My hon. colleague from Cowichan—Malahat—Langford, who served our country faithfully as a navy commander, spoke to that human cost in a way that should stay with all of us. He reminded us that behind every policy gap and every delay there is a person, someone who stepped forward to serve, who put on a uniform and who deserves better from their country. Every time the government fails to protect victims, it means another member of the Canadian Armed Forces is left wondering whether it is worth coming forward. It means another survivor is weighing the risk of speaking out against the likelihood of being ignored. It means another erosion of confidence in an institution that Canadians should be able to believe in without hesitation.
The Minister of National Defence admitted at committee that he did not consult victims himself. He admitted that he did not consult with Justices Arbour, Fish or Deschamps on this file. He admitted that he did not consult provincial justice ministers or provincial or municipal police officers in the more than a year since this chamber considered Bill C-66, the predecessor to this bill. This reflects a disturbing trend that we see through the Liberal approach to our justice system, where government legislation seems to consistently prefer the accused over victims. It also reflects the approach that the government took to Bill C-3 at report stage, when it again used its relationships in this House to undo the work of committee.
In the context of the way that our military has progressed these issues, the request by witnesses for choice in deciding whether to engage the civilian justice system or the military tribunal system makes sense, because in some cases the military system will have conflicts of interest or other issues created by proximity or relationships.

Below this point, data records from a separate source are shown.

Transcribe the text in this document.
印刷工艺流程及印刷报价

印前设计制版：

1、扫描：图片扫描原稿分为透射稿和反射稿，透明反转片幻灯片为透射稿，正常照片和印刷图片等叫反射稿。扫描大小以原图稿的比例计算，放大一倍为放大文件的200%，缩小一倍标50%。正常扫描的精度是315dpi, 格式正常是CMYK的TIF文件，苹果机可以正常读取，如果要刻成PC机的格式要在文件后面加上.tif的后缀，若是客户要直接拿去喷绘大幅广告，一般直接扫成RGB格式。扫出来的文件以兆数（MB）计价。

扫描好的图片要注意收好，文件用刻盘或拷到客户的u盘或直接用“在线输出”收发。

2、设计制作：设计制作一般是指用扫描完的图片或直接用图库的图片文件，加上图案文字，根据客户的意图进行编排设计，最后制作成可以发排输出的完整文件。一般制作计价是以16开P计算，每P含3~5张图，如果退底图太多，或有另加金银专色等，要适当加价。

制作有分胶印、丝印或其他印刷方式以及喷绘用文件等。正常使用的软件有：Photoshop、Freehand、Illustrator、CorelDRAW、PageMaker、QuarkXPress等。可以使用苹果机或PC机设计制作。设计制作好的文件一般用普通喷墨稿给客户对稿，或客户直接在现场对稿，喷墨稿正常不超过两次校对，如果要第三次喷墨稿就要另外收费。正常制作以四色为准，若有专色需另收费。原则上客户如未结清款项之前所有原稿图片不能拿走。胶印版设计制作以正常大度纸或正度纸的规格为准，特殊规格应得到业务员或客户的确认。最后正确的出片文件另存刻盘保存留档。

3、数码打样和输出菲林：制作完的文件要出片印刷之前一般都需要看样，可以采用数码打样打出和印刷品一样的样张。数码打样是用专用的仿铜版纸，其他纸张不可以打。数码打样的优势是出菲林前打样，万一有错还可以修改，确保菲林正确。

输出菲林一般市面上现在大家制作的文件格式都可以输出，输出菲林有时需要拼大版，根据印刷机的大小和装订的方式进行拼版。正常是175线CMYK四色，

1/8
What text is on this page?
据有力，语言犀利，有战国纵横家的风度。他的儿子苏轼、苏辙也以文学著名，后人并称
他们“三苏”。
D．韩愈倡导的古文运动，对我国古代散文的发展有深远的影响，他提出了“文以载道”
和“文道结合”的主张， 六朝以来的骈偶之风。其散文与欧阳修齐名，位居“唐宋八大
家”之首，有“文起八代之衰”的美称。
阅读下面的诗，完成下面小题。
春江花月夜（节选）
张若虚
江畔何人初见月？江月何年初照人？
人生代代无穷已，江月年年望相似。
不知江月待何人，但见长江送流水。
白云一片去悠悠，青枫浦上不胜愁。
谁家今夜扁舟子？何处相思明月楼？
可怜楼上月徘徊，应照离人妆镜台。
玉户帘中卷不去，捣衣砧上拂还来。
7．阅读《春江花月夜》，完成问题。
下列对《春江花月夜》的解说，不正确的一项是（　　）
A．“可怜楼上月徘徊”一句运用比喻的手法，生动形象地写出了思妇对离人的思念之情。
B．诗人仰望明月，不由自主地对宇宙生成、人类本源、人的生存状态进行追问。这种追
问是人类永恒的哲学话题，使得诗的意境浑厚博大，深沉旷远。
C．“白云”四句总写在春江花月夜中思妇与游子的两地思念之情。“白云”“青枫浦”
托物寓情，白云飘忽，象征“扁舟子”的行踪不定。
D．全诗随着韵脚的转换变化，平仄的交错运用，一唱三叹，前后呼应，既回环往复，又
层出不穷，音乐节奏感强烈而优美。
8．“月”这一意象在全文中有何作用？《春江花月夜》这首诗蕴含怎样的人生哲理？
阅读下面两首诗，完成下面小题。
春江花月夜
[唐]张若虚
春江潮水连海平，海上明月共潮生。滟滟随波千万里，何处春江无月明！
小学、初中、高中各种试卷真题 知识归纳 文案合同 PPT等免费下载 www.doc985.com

In other circumstances, the civilian justice system just would not have enough people with the lived experiences to be able to deal with the facts of a particular case when situated within military culture.
In one case, a witness at committee testified that, as a francophone, she would like to be able to choose the military pathway to ensure that she would be able to have access to services and proceedings in French rather than having to follow proceedings in English, as she would have to do through the serendipities of locations should she find herself serving in an anglophone province.
If cases are going to move to civilian courts, there is work to be done up front with the provinces to make sure they can absorb these cases. If the federal government simply moves these cases by fiat, without ensuring that the system is ready, we risk serious failure, the kind of delay that increases the risk that cases collapse before they are heard and further frustrates those seeking justice.
Canadians have heard promises from the government before. They have seen announcements and commitments, but too often they have not seen results. My hon. colleague from Selkirk—Interlake—Eastman has been persistent in pressing this point.
This is not an abstract policy debate. It is about real people and their real pain. The government has a choice to make, and my vote hinges on the balance with that choice.